Mickelberg v Director of the Perth Mint [1986] WAR 365

Port of Melbourne Authority v Anshun Pty Ltd (1981) 147 CLR 589

Ramsay v Pigram (1967) 118 CLR 271

Walton v Gardner (1992) 177 CLR 378

  1. KEEN DCJ: The plaintiff applies by chamber summons dated 2 November 2006 for the defendants' defence dated 15 September 2006 to be struck out pursuant to O 20 r 19 on the grounds that the pleading is an abuse of process and will prejudice, embarrass and delay the fair trial of the action. By the summons the plaintiff also sought that the defendant provide further and better particulars of the defence but I was informed on the hearing of this matter that that part of the application had fallen away.

The pleadings

  1. The plaintiff's claim has as its genesis a visit in the early hours of the morning of 25 April 2005 by police officers Willert and Reed to the plaintiff's premises at View Street, Subiaco in response to an alleged complaint about noise emitting from the premises.  The statement of claim dated 27 July 2006 is long and it is not necessary for me to go into detail as to all of the allegations contained therein.  Suffice it to say it is alleged in par 10 of the statement of claim that officers Willert and Reed forcibly entered the house of the plaintiff without warrant and without the plaintiff's consent.  The statement of claim goes on to allege that that entry was malicious and that after entry the police officers violently assaulted and committed battery on the plaintiff at the premises, and that that assault and battery was itself malicious.  The plaintiff claims that she sustained injuries as a result of those matters and required treatment.
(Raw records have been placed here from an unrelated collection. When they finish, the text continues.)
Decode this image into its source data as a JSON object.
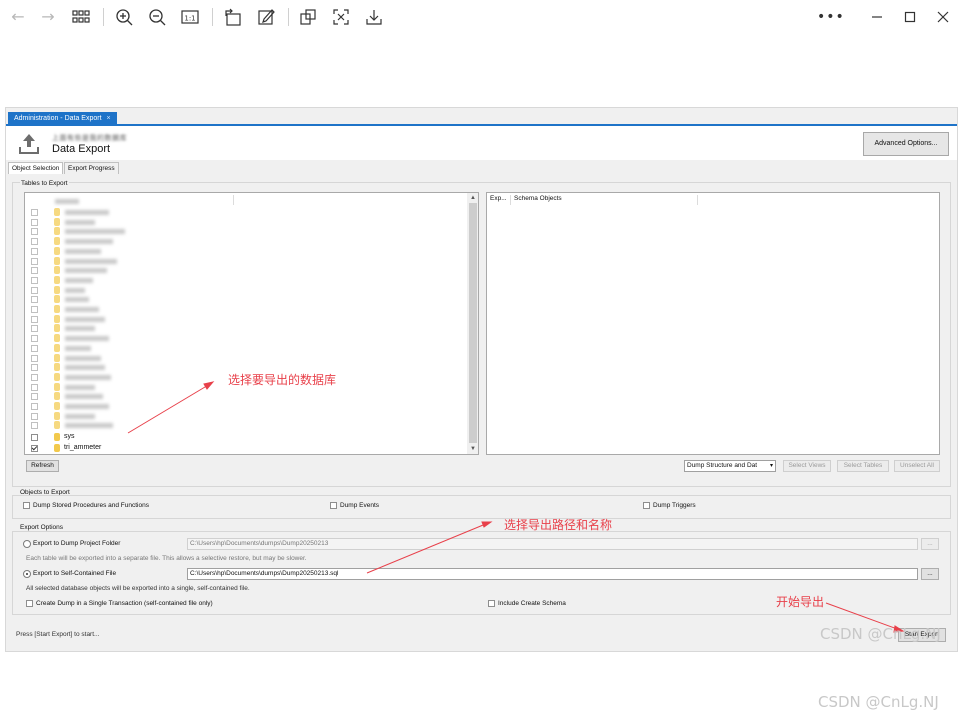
{
  "viewer": {
    "icons": [
      "back-arrow-icon",
      "forward-arrow-icon",
      "grid-view-icon",
      "zoom-in-icon",
      "zoom-out-icon",
      "actual-size-icon",
      "rotate-icon",
      "edit-icon",
      "crop-icon",
      "ocr-icon",
      "download-icon",
      "more-icon",
      "minimize-icon",
      "maximize-icon",
      "close-icon"
    ]
  },
  "tab": {
    "label": "Administration - Data Export",
    "close": "×"
  },
  "header": {
    "title": "Data Export",
    "subtitle_blurred": "上面有些是我的数据库"
  },
  "buttons": {
    "advanced": "Advanced Options...",
    "refresh": "Refresh",
    "select_views": "Select Views",
    "select_tables": "Select Tables",
    "unselect_all": "Unselect All",
    "browse": "...",
    "start_export": "Start Export"
  },
  "subtabs": [
    "Object Selection",
    "Export Progress"
  ],
  "tables_group": {
    "label": "Tables to Export"
  },
  "tree": {
    "visible_items": [
      {
        "label": "sys",
        "checked": false
      },
      {
        "label": "tri_ammeter",
        "checked": true
      }
    ]
  },
  "schema_pane": {
    "columns": [
      "Exp...",
      "Schema Objects"
    ]
  },
  "dump_select": {
    "value": "Dump Structure and Dat",
    "caret": "▾"
  },
  "objects_group": {
    "label": "Objects to Export",
    "options": [
      "Dump Stored Procedures and Functions",
      "Dump Events",
      "Dump Triggers"
    ]
  },
  "export_group": {
    "label": "Export Options",
    "project_folder": {
      "label": "Export to Dump Project Folder",
      "path": "C:\\Users\\hp\\Documents\\dumps\\Dump20250213",
      "hint": "Each table will be exported into a separate file. This allows a selective restore, but may be slower."
    },
    "self_contained": {
      "label": "Export to Self-Contained File",
      "path": "C:\\Users\\hp\\Documents\\dumps\\Dump20250213.sql",
      "hint": "All selected database objects will be exported into a single, self-contained file."
    },
    "single_transaction": "Create Dump in a Single Transaction (self-contained file only)",
    "include_schema": "Include Create Schema"
  },
  "status": "Press [Start Export] to start...",
  "annotations": {
    "select_db": "选择要导出的数据库",
    "select_path": "选择导出路径和名称",
    "start": "开始导出"
  },
  "watermark": "CSDN @CnLg.NJ",
  "colors": {
    "accent": "#1e73c8",
    "annotation": "#e8404a"
  }
}
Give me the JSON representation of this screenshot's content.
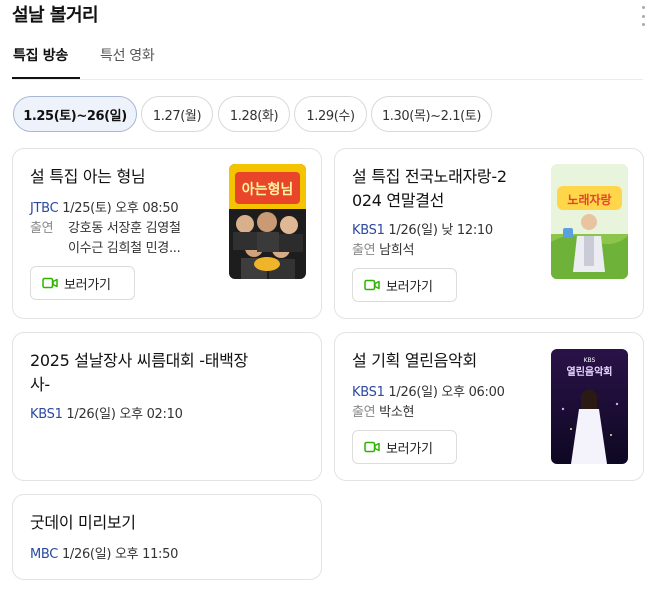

  2. Apart from those matters the statement of claim goes on to allege that the first defendants maliciously falsely imprisoned the plaintiff and thereafter, maliciously instituted and continued proceedings in the Magistrate's Court in respect of alleged offences under:

    (a)Section 82(2) Environmental Protection Act 1986;

    (b)Section 318(1)(d) Criminal Code; and

    (c)Section 20 Police Act.

  3. The statement of claim also alleges against the first defendants misfeasance in public office.

  4. The defence filed 15 September 2006 denies the allegations set out in the statement of claim.  Again, it is not necessary for me to go into all of the details, but by pars 2, 3, 4, 5 and 7 of that defence the defendants set out, by way of narrative, the events, as they allege them to be, leading to the events as alleged by the plaintiff.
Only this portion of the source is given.